I’m sharing this excerpt from my book, Inspired, today in honor of the upcoming Why Christian conference in San Francisco. My friend Nadia Bolz-Weber and I have hosted four of these amazing events, and this will be the last. There are still few tickets available, so consider joining us April 5-6.
“There is deliverance in the music, there is healing in the music, there is love—there is love—in the music.”
Tiffany Thomas had reached a crescendo. As the twenty-nine- year-old pastor concluded her riveting and rhythmic testimony about how the hymns of the black church drew her to Jesus, the nine hundred people crammed into Saint Mark’s Cathedral in Minneapolis rose to their feet and cheered.
That weekend, a dozen speakers, ranging from pastors to artists to teachers to scientists joined Tiffany in responding to the question, Why Christian? Why, with all the atrocities past and present committed in God’s name, amid all the divisions ripping apart the church, in spite of all their doubts and frustrations and fears about faith, are they still followers of Jesus? What makes them continue to believe?
My friend Nadia Bolz-Weber and I posed the question at our inaugural “Why Christian?” conference in 2015 because it’s a question that weighs on us every day and it’s a question Christians don’t ask one another often enough. As each speaker approached the microphone to share their stories—some with the practiced cadence of working preachers, others with a quiet vulnerability, and all with the conviction of people whose faith has been hard-won—it became clear that there simply remains no greater apologetic for the Christian faith than a life caught up in the story of Jesus.
“I am a Christian,” explained Episcopal priest Kerlin Richter, “because having a body wasn’t always good news for me, but then I met Good News that had a body. In Jesus, I met a God who spits and kisses, who yells and cries. I am a messy and embodied person, and this is a messy and embodied faith.”
“I am a Christian,” declared Austin Channing Brown, an author and activist whose work focuses on racial justice in the church, “because God knows my pain, not in an abstract way, but in a real, bloody, enfleshed way.”
“I am a Christian,” said Rachel Murr, a researcher and counselor, “because the gospel is good news for gay people too.”
“I am a Christian,” explained Baptist preacher and human rights activist Allyson Robinson, “because I don’t always know if this story is true, but I choose to live my life as if it were. I choose to live as if the things Jesus died for were worthy of God’s sacrifice and therefore worthy of mine.”

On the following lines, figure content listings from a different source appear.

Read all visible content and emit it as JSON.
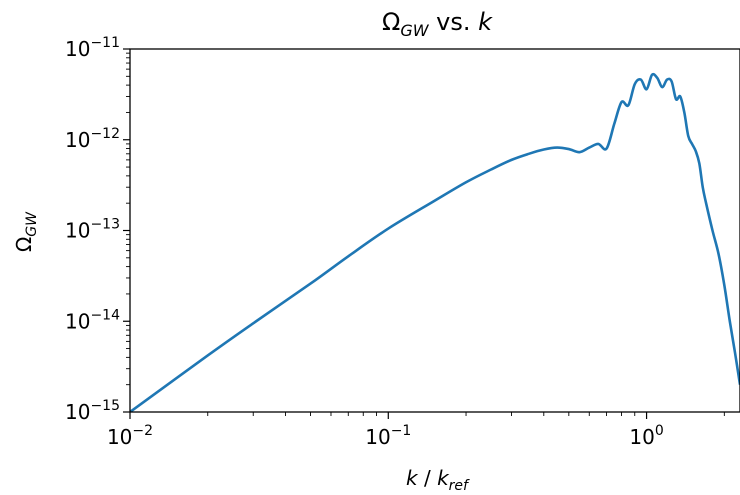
{
  "chart_data": {
    "type": "line",
    "title": {
      "main": "Ω",
      "sub": "GW",
      "suffix": " vs. ",
      "var": "k"
    },
    "xlabel": {
      "var": "k",
      "sep": " / ",
      "var2": "k",
      "sub": "ref"
    },
    "ylabel": {
      "main": "Ω",
      "sub": "GW"
    },
    "xscale": "log",
    "yscale": "log",
    "xlim": [
      0.01,
      2.3
    ],
    "ylim": [
      1e-15,
      1e-11
    ],
    "x_ticks": [
      {
        "value": 0.01,
        "base": "10",
        "exp": "−2"
      },
      {
        "value": 0.1,
        "base": "10",
        "exp": "−1"
      },
      {
        "value": 1,
        "base": "10",
        "exp": "0"
      }
    ],
    "y_ticks": [
      {
        "value": 1e-15,
        "base": "10",
        "exp": "−15"
      },
      {
        "value": 1e-14,
        "base": "10",
        "exp": "−14"
      },
      {
        "value": 1e-13,
        "base": "10",
        "exp": "−13"
      },
      {
        "value": 1e-12,
        "base": "10",
        "exp": "−12"
      },
      {
        "value": 1e-11,
        "base": "10",
        "exp": "−11"
      }
    ],
    "grid": false,
    "series": [
      {
        "color": "#1f77b4",
        "points": [
          [
            0.01,
            1e-15
          ],
          [
            0.02,
            4.2e-15
          ],
          [
            0.03,
            9.5e-15
          ],
          [
            0.05,
            2.6e-14
          ],
          [
            0.07,
            5.2e-14
          ],
          [
            0.1,
            1.05e-13
          ],
          [
            0.15,
            2.1e-13
          ],
          [
            0.2,
            3.4e-13
          ],
          [
            0.25,
            4.7e-13
          ],
          [
            0.3,
            6e-13
          ],
          [
            0.35,
            7e-13
          ],
          [
            0.4,
            7.8e-13
          ],
          [
            0.45,
            8.2e-13
          ],
          [
            0.5,
            7.9e-13
          ],
          [
            0.55,
            7.3e-13
          ],
          [
            0.6,
            8.2e-13
          ],
          [
            0.65,
            9e-13
          ],
          [
            0.7,
            8e-13
          ],
          [
            0.75,
            1.5e-12
          ],
          [
            0.8,
            2.6e-12
          ],
          [
            0.85,
            2.4e-12
          ],
          [
            0.9,
            4.1e-12
          ],
          [
            0.95,
            4.6e-12
          ],
          [
            1.0,
            3.6e-12
          ],
          [
            1.05,
            5.2e-12
          ],
          [
            1.1,
            4.8e-12
          ],
          [
            1.15,
            3.8e-12
          ],
          [
            1.2,
            4.6e-12
          ],
          [
            1.25,
            4.4e-12
          ],
          [
            1.3,
            2.8e-12
          ],
          [
            1.35,
            3e-12
          ],
          [
            1.4,
            2e-12
          ],
          [
            1.45,
            1.1e-12
          ],
          [
            1.5,
            9e-13
          ],
          [
            1.55,
            7.5e-13
          ],
          [
            1.6,
            5.5e-13
          ],
          [
            1.65,
            3e-13
          ],
          [
            1.7,
            2e-13
          ],
          [
            1.8,
            1e-13
          ],
          [
            1.9,
            5.5e-14
          ],
          [
            2.0,
            2.5e-14
          ],
          [
            2.1,
            1e-14
          ],
          [
            2.2,
            4.5e-15
          ],
          [
            2.3,
            2e-15
          ]
        ]
      }
    ]
  }
}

We were a diverse group: evangelical and Lutheran, Baptist and Episcopalian, Latina and black and white and Indian and Korean, high church and low church, Catholic and Protestant, Reformed and Methodist, straight and gay and bisexual and transgender, pastors and scholars, writers and activists, crunchy dreadlocked mamas, tattooed and foul-mouthed priests, sweet-talkin’ southerners, and stiletto-boasting fashionistas. Looking at us from the outside, you’d have no idea what we all had in common. While there were variations in the verses, our shared refrain remained unapologetically orthodox, undeniably Christian. We spoke of sin, repentance, baptism, confession, incarnation, resurrection, and Scripture. We proclaimed the great mystery of the faith—that Christ has died, Christ has risen, and Christ will come again. We served and received communion. We ran out of tissue.
When it came time for me to share, I spoke honestly about my doubts about the Bible and Christianity. I confessed my uncertain- ties about raising children in this broken and beloved community we call the church. I explained how gatherings like these help restore my faith because they pull me out of my head and into the lives of others, into the big, colorful, messy, and magical story of Jesus.
“I am a Christian,” I concluded, “because the story of Jesus is still the story I’m willing to risk being wrong about.”
I had forgotten the power of giving testimony, of publicly recounting our unique “gospels according to . . .” We can know a person for decades, share a pew with them in church every Sunday, without ever knowing their testimonies, without ever asking them, “Hey, why Christian?” We can spend a lifetime singing hymns and reading the Bible without honestly answering that question for ourselves.
Jesus invites us into a story that is bigger than ourselves, bigger than our culture, bigger even than our imaginations, and yet we get to tell that story with the scandalous particularity of our particular moment and place in time. We are storytelling creatures because we are fashioned in the image of a storytelling God.
May we never neglect the gift of that. May we never lose our love for telling the tale.